In 2021, the most recent year for which complete data is available, 48,830 people died from gun-related injuries in the US, according to the CDC. That figure includes gun murders and gun suicides. Some 54 per cent of all gun-related deaths were suicides (26,328), while 43 per cent were murders (20,958).

About eight-in-ten US murders in 2021 – 20,958 out of 26,031, or 81 per cent – involved a firearm. That marked the highest percentage since at least 1968. More than half of all suicides in 2021 – 26,328 out of 48,183, or 55 per cent – also involved a gun, the highest percentage since 2001.

So, even as Americans have more guns, they’re less safe.

“Perhaps the most troubling aspect of gun ownership for ‘protection’ is the sharp-edged individualism it implies: an every-man-for-himself mind-set. Institutions can’t be trusted, police will be unresponsive, and the government might one day turn on you. Your only obligations are to yourself and your family,” Emba writes.

“Individual fear becomes a greater priority than collective safety. Increasing the number of guns in the system will almost certainly spell death for others, but at least your gun will keep you safe.”

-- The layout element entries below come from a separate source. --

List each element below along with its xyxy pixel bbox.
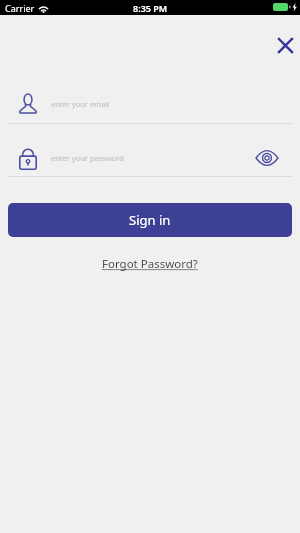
button[interactable]: enter your email (0, 94, 300, 113)
staticText: Sign in (129, 211, 171, 229)
button[interactable]: enter your password (0, 146, 300, 170)
button[interactable] (256, 151, 278, 165)
button[interactable]: Sign in (8, 203, 292, 237)
staticText: 8:35 PM (133, 2, 168, 14)
staticText: Carrier (5, 2, 35, 14)
button[interactable] (270, 30, 300, 60)
button[interactable]: Forgot Password? (102, 256, 198, 272)
staticText: enter your email (51, 99, 110, 109)
staticText: enter your password (51, 153, 124, 163)
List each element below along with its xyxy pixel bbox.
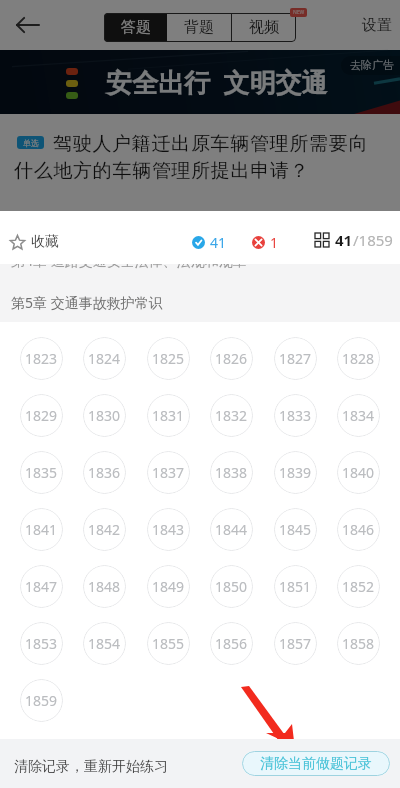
button[interactable]: 1847: [20, 565, 63, 608]
staticText: 驾驶人户籍迁出原车辆管理所需要向: [53, 132, 369, 156]
staticText: 1845: [279, 520, 312, 539]
staticText: 1828: [342, 349, 375, 368]
button[interactable]: 1838: [210, 451, 253, 494]
button[interactable]: 1855: [147, 622, 190, 665]
button[interactable]: 视频: [232, 13, 296, 42]
button[interactable]: 1849: [147, 565, 190, 608]
staticText: 41: [335, 230, 353, 250]
staticText: 1857: [279, 634, 312, 653]
button[interactable]: 1859: [20, 679, 63, 722]
staticText: 1848: [88, 577, 121, 596]
button[interactable]: 1857: [274, 622, 317, 665]
staticText: NEW: [293, 9, 305, 16]
staticText: 清除记录，重新开始练习: [14, 758, 168, 776]
button[interactable]: 1833: [274, 394, 317, 437]
button[interactable]: 1858: [337, 622, 380, 665]
button[interactable]: 清除当前做题记录: [242, 751, 390, 776]
staticText: 1842: [88, 520, 121, 539]
staticText: 1838: [215, 463, 248, 482]
staticText: 41: [210, 233, 227, 252]
button[interactable]: 1853: [20, 622, 63, 665]
staticText: 安全出行 文明交通: [106, 64, 328, 100]
button[interactable]: 设置: [362, 3, 392, 47]
button[interactable]: 1825: [147, 337, 190, 380]
staticText: 收藏: [31, 233, 59, 251]
button[interactable]: 1854: [83, 622, 126, 665]
button[interactable]: 1823: [20, 337, 63, 380]
staticText: 第5章 交通事故救护常识: [11, 293, 163, 312]
button[interactable]: 1842: [83, 508, 126, 551]
staticText: 1: [270, 233, 279, 252]
button[interactable]: 1845: [274, 508, 317, 551]
button[interactable]: 1840: [337, 451, 380, 494]
staticText: 1835: [25, 463, 58, 482]
staticText: 1831: [152, 406, 185, 425]
staticText: 1849: [152, 577, 185, 596]
button[interactable]: 1826: [210, 337, 253, 380]
staticText: 1840: [342, 463, 375, 482]
staticText: 1846: [342, 520, 375, 539]
button[interactable]: 1836: [83, 451, 126, 494]
staticText: 答题: [121, 18, 151, 37]
staticText: 1853: [25, 634, 58, 653]
staticText: 清除当前做题记录: [260, 755, 372, 773]
staticText: 1825: [152, 349, 185, 368]
button[interactable]: 1844: [210, 508, 253, 551]
button[interactable]: 1850: [210, 565, 253, 608]
staticText: 1847: [25, 577, 58, 596]
staticText: 1836: [88, 463, 121, 482]
staticText: 1851: [279, 577, 312, 596]
staticText: 1855: [152, 634, 185, 653]
staticText: 背题: [184, 18, 214, 37]
button[interactable]: 1835: [20, 451, 63, 494]
button[interactable]: 1834: [337, 394, 380, 437]
staticText: 1854: [88, 634, 121, 653]
button[interactable]: 1852: [337, 565, 380, 608]
button[interactable]: 1832: [210, 394, 253, 437]
button[interactable]: 1856: [210, 622, 253, 665]
button[interactable]: 1824: [83, 337, 126, 380]
staticText: 1843: [152, 520, 185, 539]
staticText: 1859: [25, 691, 58, 710]
staticText: 1833: [279, 406, 312, 425]
button[interactable]: 1851: [274, 565, 317, 608]
staticText: 什么地方的车辆管理所提出申请？: [14, 159, 310, 183]
staticText: 视频: [249, 18, 279, 37]
staticText: 单选: [23, 138, 39, 148]
button[interactable]: 答题: [104, 13, 167, 42]
button[interactable]: 1839: [274, 451, 317, 494]
button[interactable]: Back: [6, 3, 50, 47]
button[interactable]: 41: [315, 226, 393, 254]
staticText: 1850: [215, 577, 248, 596]
button[interactable]: 1828: [337, 337, 380, 380]
button[interactable]: 1827: [274, 337, 317, 380]
staticText: 1839: [279, 463, 312, 482]
button[interactable]: 1829: [20, 394, 63, 437]
staticText: 1832: [215, 406, 248, 425]
staticText: 1856: [215, 634, 248, 653]
staticText: 1829: [25, 406, 58, 425]
button[interactable]: 收藏: [10, 225, 59, 259]
button[interactable]: 1837: [147, 451, 190, 494]
staticText: 1823: [25, 349, 58, 368]
staticText: 1824: [88, 349, 121, 368]
button[interactable]: 去除广告: [350, 58, 394, 72]
button[interactable]: 背题: [167, 13, 231, 42]
staticText: 1841: [25, 520, 58, 539]
staticText: 1837: [152, 463, 185, 482]
button[interactable]: 1846: [337, 508, 380, 551]
staticText: 去除广告: [350, 58, 394, 72]
staticText: 1852: [342, 577, 375, 596]
staticText: 1834: [342, 406, 375, 425]
staticText: /1859: [353, 230, 393, 250]
staticText: 第4章 道路交通安全法律、法规和规章: [11, 264, 247, 270]
button[interactable]: 1841: [20, 508, 63, 551]
button[interactable]: 1848: [83, 565, 126, 608]
staticText: 1826: [215, 349, 248, 368]
staticText: 设置: [362, 16, 392, 35]
staticText: 1827: [279, 349, 312, 368]
button[interactable]: 1831: [147, 394, 190, 437]
button[interactable]: 1843: [147, 508, 190, 551]
staticText: 1830: [88, 406, 121, 425]
button[interactable]: 1830: [83, 394, 126, 437]
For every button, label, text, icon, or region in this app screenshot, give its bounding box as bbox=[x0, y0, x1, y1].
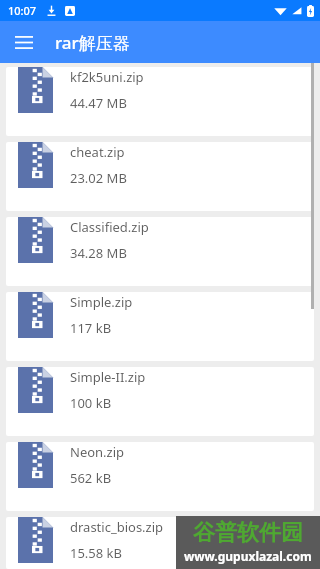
staticText: drastic_bios.zip bbox=[70, 518, 164, 536]
staticText: 117 kB bbox=[70, 319, 112, 337]
staticText: Simple.zip bbox=[70, 293, 133, 311]
staticText: cheat.zip bbox=[70, 143, 125, 161]
button[interactable]: Simple-II.zip bbox=[6, 367, 314, 436]
staticText: 谷普软件园 bbox=[193, 519, 303, 547]
staticText: www.gupuxlazal.com bbox=[184, 548, 312, 564]
button[interactable]: Classified.zip bbox=[6, 217, 314, 286]
staticText: 100 kB bbox=[70, 394, 112, 412]
button[interactable]: Open navigation drawer bbox=[7, 25, 41, 59]
button[interactable]: drastic_bios.zip bbox=[6, 517, 314, 569]
staticText: kf2k5uni.zip bbox=[70, 68, 144, 86]
staticText: 23.02 MB bbox=[70, 169, 127, 187]
staticText: Neon.zip bbox=[70, 443, 125, 461]
staticText: Simple-II.zip bbox=[70, 368, 146, 386]
button[interactable]: kf2k5uni.zip bbox=[6, 67, 314, 136]
button[interactable]: Neon.zip bbox=[6, 442, 314, 511]
staticText: rar解压器 bbox=[55, 31, 130, 54]
staticText: 44.47 MB bbox=[70, 94, 127, 112]
staticText: 15.58 kB bbox=[70, 544, 123, 562]
staticText: 10:07 bbox=[8, 3, 37, 18]
button[interactable]: cheat.zip bbox=[6, 142, 314, 211]
staticText: Classified.zip bbox=[70, 218, 149, 236]
button[interactable]: Simple.zip bbox=[6, 292, 314, 361]
staticText: 34.28 MB bbox=[70, 244, 127, 262]
staticText: 562 kB bbox=[70, 469, 112, 487]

The irony is lost on the diehards, however, who, as Emba notes, adhere to the NRA mantra: “An armed society is a polite society.”

“But guns might be leading us to give up on the concept of society altogether.”

That’s a real concern, one that goes beyond guns and violence, even. Civil society is increasingly under threat.

There’s nothing wrong with looking out for personal interests, but we’re in danger of forgetting that most of the widespread gains of the postwar years stem from socially-driven ideas. In purely economic terms, the collective efforts are the rising tide that lifted all boats – some more so than others, certainly. Today, however, there’s an element that seems hell-bent on undoing precisely the conditions that allowed for the great prosperity now under attack by neoliberal government policies, for instance.

We’re increasingly isolationist as individuals, a trend that manifests itself in the likes of decreasing transit ridership due to safety concerns and home-based entertainment versus shared public forums.

Given the evolution of our societies, especially increasingly crowded urban living, we are a collective by default, even as divisive politics play on our basest individualistic instincts. If we’re part of a society – and there really is not getting around that – then we have to have some societal norms and some mutual respect.

Such a view of civil society is under attack as we see the rise of the worst kind of nationalism, a creeping fascism that has reduced discourse to a whole lot of shouting and sloganeering. The very nature of a shared language needed for civility is disparaged.

Gun violence is the worst form of antisocial behaviour, but its increase can be correlated with every step we take towards a me-first attitude that insists that in order for me to succeed, everyone else has to fail.